The newspaper has sought to unseal all documents related to the police search of the LVCVA’s offices on March 27 in an investigation into the misuse of $90,000 in Southwest Airlines gift cards bought by the public agency between 2012 and 2017.
“Under any analysis, the Review-Journal is entitled to the records at issue without further delay, and the court should order those records be unsealed immediately,” attorney Maggie McLetchie wrote.
Las Vegas Justice of the Peace Harmony Letizia has set a hearing for Wednesday to consider the newspaper’s request.
Chief Deputy District Attorney Jay P. Raman filed court papers last week opposing the release of the documents, which include a police affidavit explaining the need for the search. Police seized seven years’ worth of documents relating to gift card purchases during the search.

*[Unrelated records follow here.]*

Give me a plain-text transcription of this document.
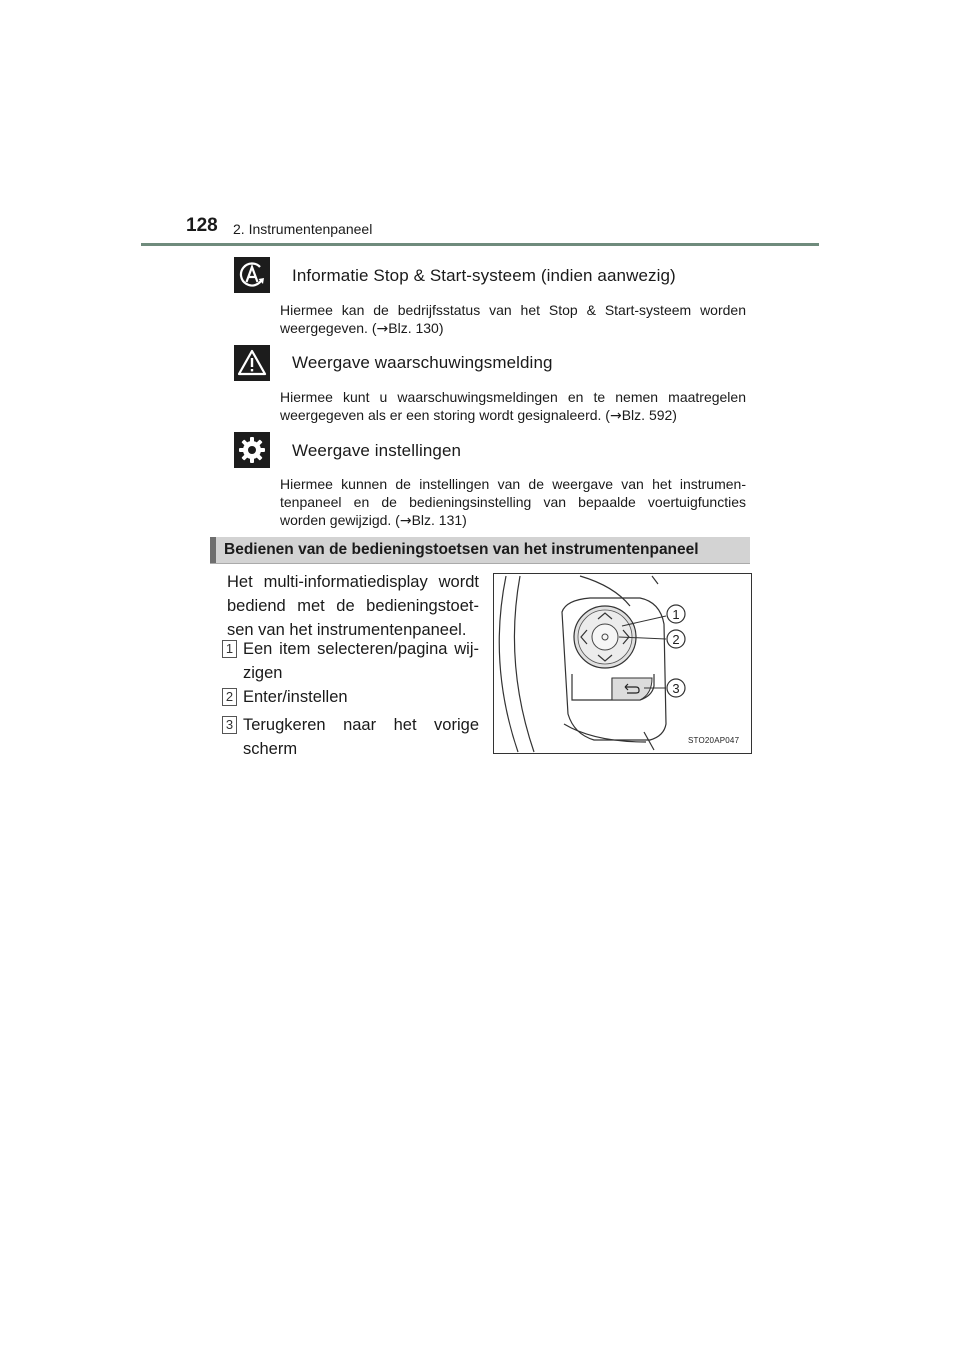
128 2. Instrumentenpaneel
Informatie Stop & Start-systeem (indien aanwezig)
Hiermee kan de bedrijfsstatus van het Stop & Start-systeem worden weergegeven. (→Blz. 130)
Weergave waarschuwingsmelding
Hiermee kunt u waarschuwingsmeldingen en te nemen maatregelen weergegeven als er een storing wordt gesignaleerd. (→Blz. 592)
Weergave instellingen
Hiermee kunnen de instellingen van de weergave van het instrumentenpaneel en de bedieningsinstelling van bepaalde voertuigfuncties worden gewijzigd. (→Blz. 131)
Bedienen van de bedieningstoetsen van het instrumentenpaneel
Het multi-informatiedisplay wordt bediend met de bedieningstoetsen van het instrumentenpaneel.
1 Een item selecteren/pagina wijzigen
2 Enter/instellen
3 Terugkeren naar het vorige scherm
1
2
3
STO20AP047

Raman said he was willing to make the documents public at the end of August after he files criminal charges, but unsealing the documents now would impede the progress of the ongoing investigation.

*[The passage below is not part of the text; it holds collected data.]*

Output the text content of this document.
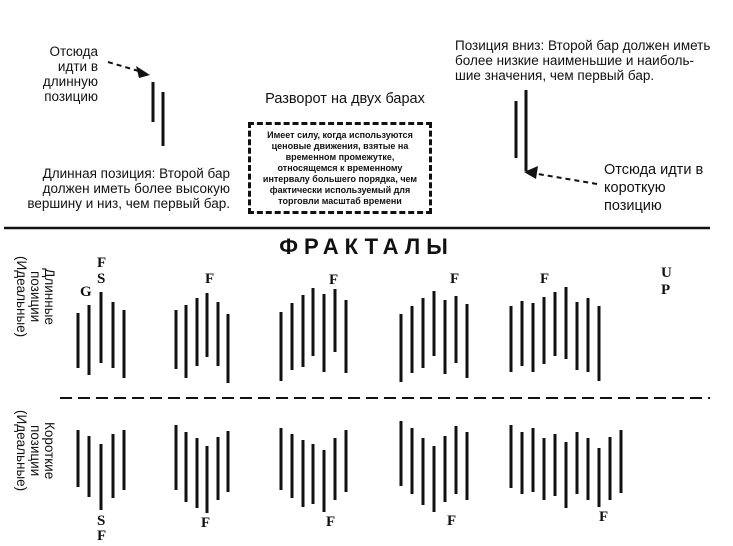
Отсюда
идти в
длинную
позицию
Длинная позиция: Второй бар
должен иметь более высокую
вершину и низ, чем первый бар.
Разворот на двух барах
Имеет силу, когда используются
ценовые движения, взятые на
временном промежутке,
относящемся к временному
интервалу большего порядка, чем
фактически используемый для
торговли масштаб времени
Позиция вниз: Второй бар должен иметь
более низкие наименьшие и наиболь-
шие значения, чем первый бар.
Отсюда идти в
короткую
позицию
ФРАКТАЛЫ
Длинные
позиции
(Идеальные)
Короткие
позиции
(Идеальные)
F
S
G
F	F	F	F	U
P
S
F
F	F	F	F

McLetchie argued Friday that Raman provided no evidence of how the investigation would be compromised.
“The state has not put forth anything but … vague and unsupported claims that an ongoing investigation will be harmed,” she wrote. “The state’s argument improperly belittles the importance of the media — even though it is the Review-Journal’s reporting that brought law enforcement’s attention to potential criminal conduct by officials and employees of a public agency.”
McLetchie said the newspaper has already disclosed many details about the investigation, including identities of witnesses and targets.

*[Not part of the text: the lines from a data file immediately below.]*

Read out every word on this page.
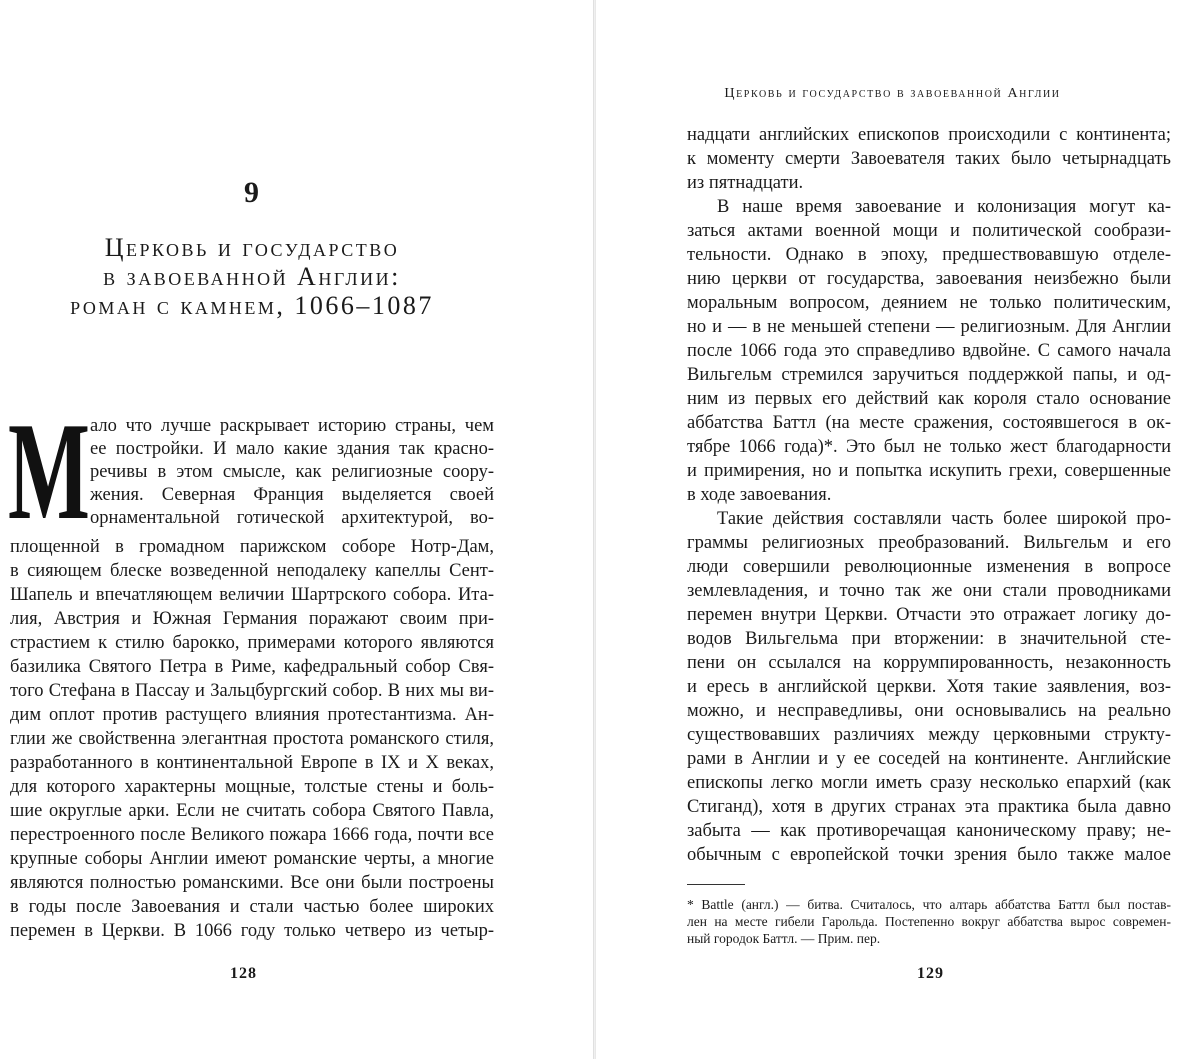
9
Церковь и государство
в завоеванной Англии:
роман с камнем, 1066–1087
М ало что лучше раскрывает историю страны, чем
ее постройки. И мало какие здания так красно-
речивы в этом смысле, как религиозные соору-
жения. Северная Франция выделяется своей
орнаментальной готической архитектурой, во-
площенной в громадном парижском соборе Нотр-Дам,
в сияющем блеске возведенной неподалеку капеллы Сент-
Шапель и впечатляющем величии Шартрского собора. Ита-
лия, Австрия и Южная Германия поражают своим при-
страстием к стилю барокко, примерами которого являются
базилика Святого Петра в Риме, кафедральный собор Свя-
того Стефана в Пассау и Зальцбургский собор. В них мы ви-
дим оплот против растущего влияния протестантизма. Ан-
глии же свойственна элегантная простота романского стиля,
разработанного в континентальной Европе в IX и X веках,
для которого характерны мощные, толстые стены и боль-
шие округлые арки. Если не считать собора Святого Павла,
перестроенного после Великого пожара 1666 года, почти все
крупные соборы Англии имеют романские черты, а многие
являются полностью романскими. Все они были построены
в годы после Завоевания и стали частью более широких
перемен в Церкви. В 1066 году только четверо из четыр-
128
Церковь и государство в завоеванной Англии
надцати английских епископов происходили с континента;
к моменту смерти Завоевателя таких было четырнадцать
из пятнадцати.
В наше время завоевание и колонизация могут ка-
заться актами военной мощи и политической сообрази-
тельности. Однако в эпоху, предшествовавшую отделе-
нию церкви от государства, завоевания неизбежно были
моральным вопросом, деянием не только политическим,
но и — в не меньшей степени — религиозным. Для Англии
после 1066 года это справедливо вдвойне. С самого начала
Вильгельм стремился заручиться поддержкой папы, и од-
ним из первых его действий как короля стало основание
аббатства Баттл (на месте сражения, состоявшегося в ок-
тябре 1066 года)*. Это был не только жест благодарности
и примирения, но и попытка искупить грехи, совершенные
в ходе завоевания.
Такие действия составляли часть более широкой про-
граммы религиозных преобразований. Вильгельм и его
люди совершили революционные изменения в вопросе
землевладения, и точно так же они стали проводниками
перемен внутри Церкви. Отчасти это отражает логику до-
водов Вильгельма при вторжении: в значительной сте-
пени он ссылался на коррумпированность, незаконность
и ересь в английской церкви. Хотя такие заявления, воз-
можно, и несправедливы, они основывались на реально
существовавших различиях между церковными структу-
рами в Англии и у ее соседей на континенте. Английские
епископы легко могли иметь сразу несколько епархий (как
Стиганд), хотя в других странах эта практика была давно
забыта — как противоречащая каноническому праву; не-
обычным с европейской точки зрения было также малое
* Battle (англ.) — битва. Считалось, что алтарь аббатства Баттл был постав-
лен на месте гибели Гарольда. Постепенно вокруг аббатства вырос современ-
ный городок Баттл. — Прим. пер.
129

Raman revealed last week that he expected charges against “one or more persons” by Aug. 27. That would include possible charges against Brig Lawson, the former LVCVA executive who police allege was at the center of a conspiracy to steal the Southwest gift cards from the tax-funded agency.
Lawson, who resigned in May 2018, has denied wrongdoing through his lawyers.
Other agency executives, including former CEO Rossi Ralenkotter and former top marketing officer Cathy Tull, have also attracted the interest of police in the investigation.
Ralenkotter, who retired in August, used $17,000 in gift cards on personal travel. He reimbursed the LVCVA and apologized for his conduct. But he denied criminal wrongdoing and remains involved with the convention authority, earning $15,000 a month as a consultant.
Tull resigned in April and paid back the tourism agency for the $6,000 in Southwest gift cards she used on personal travel. She agreed this week to pay $8,700 in fines for violating the state ethics law.
Convention authority executives learned about the personal use of the gift cards while responding to a Review-Journal records request.
The Review-Journal is owned by the family of Las Vegas Sands Corp. Chairman and CEO Sheldon Adelson. Las Vegas Sands Corp. operates the Sands Expo & Convention Center, which competes with the LVCVA-operated Las Vegas Convention Center.